In this sense, it indicates that, for large economies such as Mexico, Brazil or Chile, the impact of a disaster at the macroeconomic level may be less "although it has very significant implications in local terms" in the affected areas.

And to exemplify it, he gives the case of Hurricane Katrina that hit the southern United States in 2005. "With all the tragedy and drama that it was, growth at the macroeconomic level was not even ruffled" in the United States,

points.

“Much smaller hurricanes have had catastrophic effects on small island states in the Caribbean or the case of Mitch in Central America” in 1998.

Brenes acknowledges that, since the 1990s, Latin America and the Caribbean have managed to considerably reduce the number of deaths from disasters thanks to early warning systems and prevention, but the region still has a pending task to reduce economic losses, something that he attributes to the unequal environment and the low levels of public investment in the countries.
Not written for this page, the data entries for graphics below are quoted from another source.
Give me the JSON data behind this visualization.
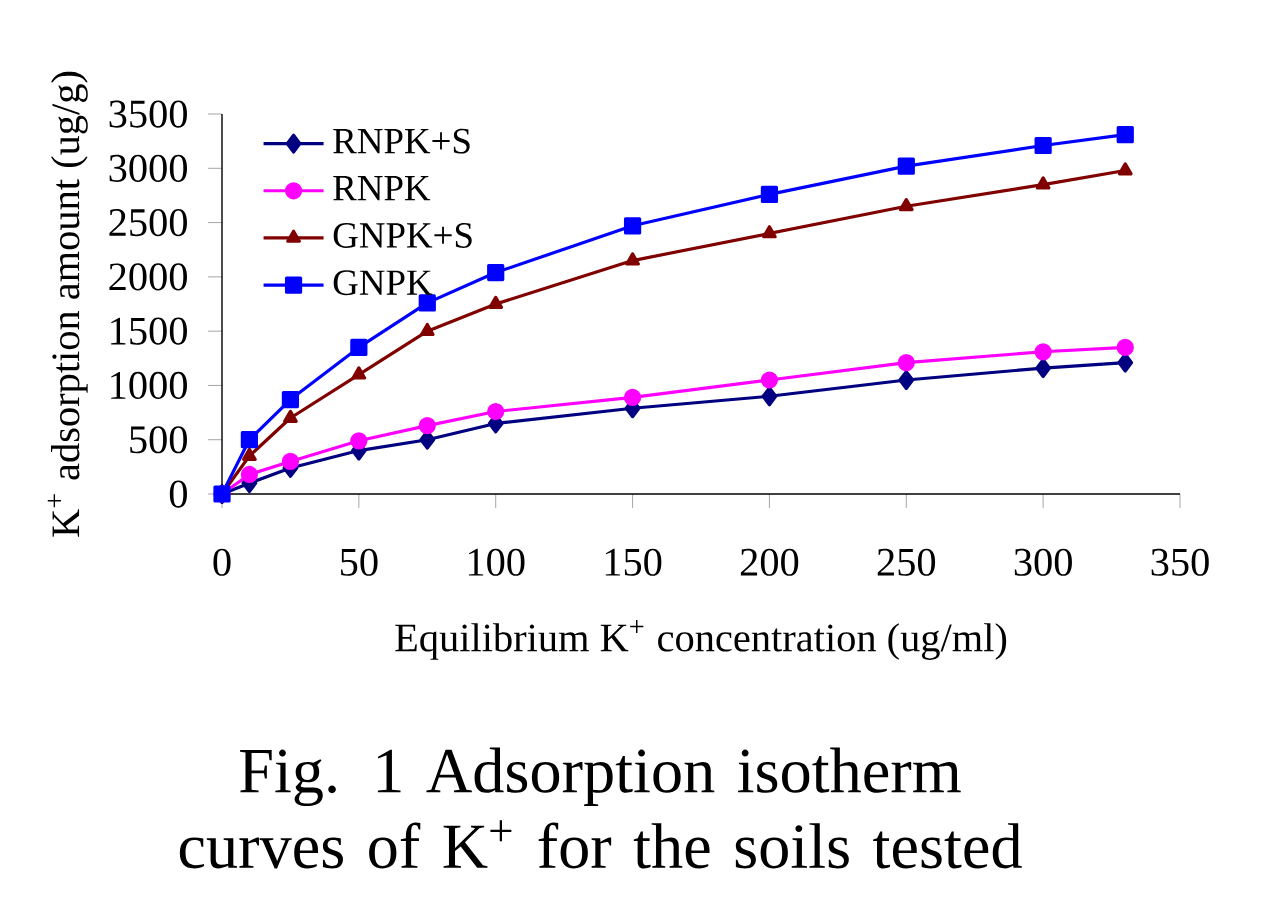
{
  "chart_data": {
    "type": "line",
    "title": "Fig. 1  Adsorption isotherm curves of K$^{+}$ for the soils tested",
    "xlabel": "Equilibrium K$^{+}$ concentration (ug/ml)",
    "ylabel": "K$^{+}$ adsorption amount (ug/g)",
    "x": [
      0,
      10,
      25,
      50,
      75,
      100,
      150,
      200,
      250,
      300,
      330
    ],
    "series": [
      {
        "name": "RNPK+S",
        "color": "#000080",
        "marker": "diamond",
        "values": [
          0,
          100,
          240,
          400,
          500,
          650,
          790,
          900,
          1050,
          1160,
          1210
        ]
      },
      {
        "name": "RNPK",
        "color": "#ff00ff",
        "marker": "circle",
        "values": [
          0,
          180,
          300,
          490,
          630,
          760,
          890,
          1050,
          1210,
          1310,
          1350
        ]
      },
      {
        "name": "GNPK+S",
        "color": "#800000",
        "marker": "triangle",
        "values": [
          0,
          350,
          700,
          1100,
          1500,
          1750,
          2150,
          2400,
          2650,
          2850,
          2980
        ]
      },
      {
        "name": "GNPK",
        "color": "#0000ff",
        "marker": "square",
        "values": [
          0,
          500,
          870,
          1350,
          1760,
          2040,
          2470,
          2760,
          3020,
          3210,
          3310
        ]
      }
    ],
    "xlim": [
      0,
      350
    ],
    "ylim": [
      0,
      3500
    ],
    "xticks": [
      0,
      50,
      100,
      150,
      200,
      250,
      300,
      350
    ],
    "yticks": [
      0,
      500,
      1000,
      1500,
      2000,
      2500,
      3000,
      3500
    ],
    "grid": false,
    "legend": "top left",
    "line_style": "solid"
  }
}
In this sense, he advocates the need for a cultural change that leads to reducing the drivers of risk: the degradation of ecosystems, poverty and exclusion, and institutional fragility.

Investing in science and technology is key

Precisely one of the achievements of the UNDRR platform held in Punta del Este this month was the commitment by 31 countries of the Americas and the Caribbean to implement the Early Warnings for All initiative, which was launched in the Caribbean in last February and which seeks that the entire world population be covered by this system in 2027. In addition, in the ministerial declaration, the nations propose to promote the use of "scientifically based tools and innovative technologies, interrelated with ancestral and traditional knowledge and practices" .

"There is enough evidence and enough access to technology to know what the big trends may be in terms of risk and potential impacts," says the coordinator of LA RED.

"At the level of refining and calibrating public policies, there are many information gaps that still need to be filled."

Among the region's achievements in terms of prevention, Brenes points to the collective insurance strategy of the Caribbean or initiatives that use access to data to help the population make informed decisions such as the Central America Climate Forum, of the Central American Integration System (SICA), in which meteorologists and hydrologists analyze the impact of climate phenomena and make recommendations to minimize risks in sectors such as agriculture, fishing or health, among others.

"As long as a baseline of investment in data is maintained and as long as there are promoters and digesters of that data for more specific audiences, I think that this is the right path," says Brenes.

“I think that in Central America and the Andean countries there are examples.

And I am sure that, in all the countries, through the university system, through the organizations, the cooperation agencies, projects are carried out that need an amplifier because the results are very good”.